OOoOOo and btw, I thought u were referring to me as a pothead who cant give advice ;-)
OOoOOo and btw, I thought u were referring to me as a pothead who cant give advice ;-)
heh speaking of pot-heads...I always wonder how did I end up with a guy who likes his pot (though he doesnt smoke nearly as much as he (says) he used to) when I dont like the stuff? I dont like the smell, I dont like looking at it, I dont like thinking about it... though I have to say Im not quite as disturbed by it as I used to be.
But yeah... my guy and I have a long-distance thing. We met online, he lives in Canada and I live in Indiana. We see each other about every 3 months and weve been together for almost a year (in January itll be 1 year since we first met).
There have been only a few times when my hackles got raised, and most of those issues were settled quickly (the only one not settled is about the pot).
He apologizes more quickly than any other man Ive known, he argues with me less (thank god), he lets me think Im right *lol* he tells me all the time how beautiful and sexy he thinks I am (I dont really believe him but I love hearing it!), we have a decent sex life (could use a bit more spice, and my sex-drive could be better but other than that.....)
When we first started talking online, we could talk about everything under the sun. Now it seems to be more talking about news articles I read and quite a few sexual jokes/innuendos. And maybe him telling me something his roommate/mom/sister/cousin/nephew did or said.
And when I saw him for the first time in person, I thought "wow. Hes, erm...not that good looking" o.O But he's grown on me
Boy I didnt know I could have so much to say about him *lol*
My relationship has been going on for 2 years now. A few months of first dating we were together living near each other but in the past 1 and a half years he has recently been at university 6 hours away from me.
We don`t have sex often because of this and we only see each other monthly and twice a month if we are lucky or unless he comes down here for a week. When we do have sex it is enjoyable and loveable.
I used to complain he was insensitive but he has changed so much from being a man i would never have dated in my life to a man i cannot be without. He still has a sick sense of humour and is a PC gamer which I believe who he is and I wouldnt change it for the world. I love him.
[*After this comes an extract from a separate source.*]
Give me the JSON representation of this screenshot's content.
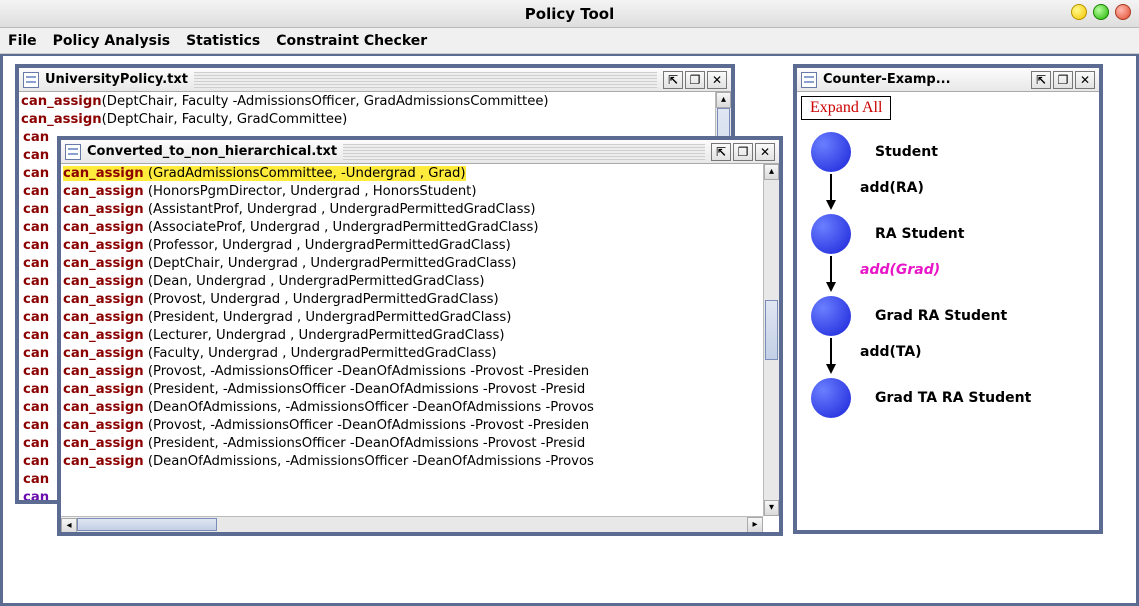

When we have arguments I tend to go into a sulk and refuse to answer his calls. He gets annoyed but he sulks too. We tend to have arguments quite a lot but we think the reason is because we dont see each other a lot because theyre never anything big. I get jealous quite easily annoyingly but he deals with it well.
I used to have jealous and insecure thoughts about other women but I find that he tells all his friends about me and his work mates and I`ve even had questions from his girl mates about how our anniversary weekend went and I just smile.
I`ve changed so much since I met him. It wasnt the great start to the relationship for the year which i dont wish to go into just to say i wish i could destroy that year into a million pieces but he has transformed me into a confident woman where I can be confident naked around him which most other women cannot do.
Thats all I have to say about my relationship
Well some people say that you shouldn't tempt fate, and for them I can not disagree. But I never learned nothing from playing it safe; I say fate should not tempt me. I take my chances.
The relationship im in right now is wonderful. Before last year i feel like (as cheesy and cliche as this is to say) i feel like i didn't know myself fully. i had been in a relationship (to a guy i lost my virginity to) and though i dont regret it i am totally aware that it was an immature relationship that just kind of happened.
Now im much more settled in myself...my boyfriend is wonderfulll. we have very similar views on things and it makes it very easy to talk about anything. i dont like holding back and he won't judge me on any thing i have to say. our sex life is...really really good lol. like...really good. again..we don't hold back between each other with any thing (including what we want in the bedroom). we don't really have "fights" ever...our biggest problem is that we're both indecisive and both giving in nature so if we're trying to figure out going out somewhere it takes forever and im jsut like "HAVE AN OPINIONNNN!!!" but other than that things are really good.. im so happy![]()
I am in the best relationship of my life right now. I believe that I have found my soulmate. We have been together little over a year, never had a might break up fight. We have an all around great relationship, both physically and mentally. I've been in relationships before where I found myself with wandering eyes and thoughts but with him there is no one else I see. I think you have to go through a few bad apples to get to the right one, I'm just glad I found my Mr. Right.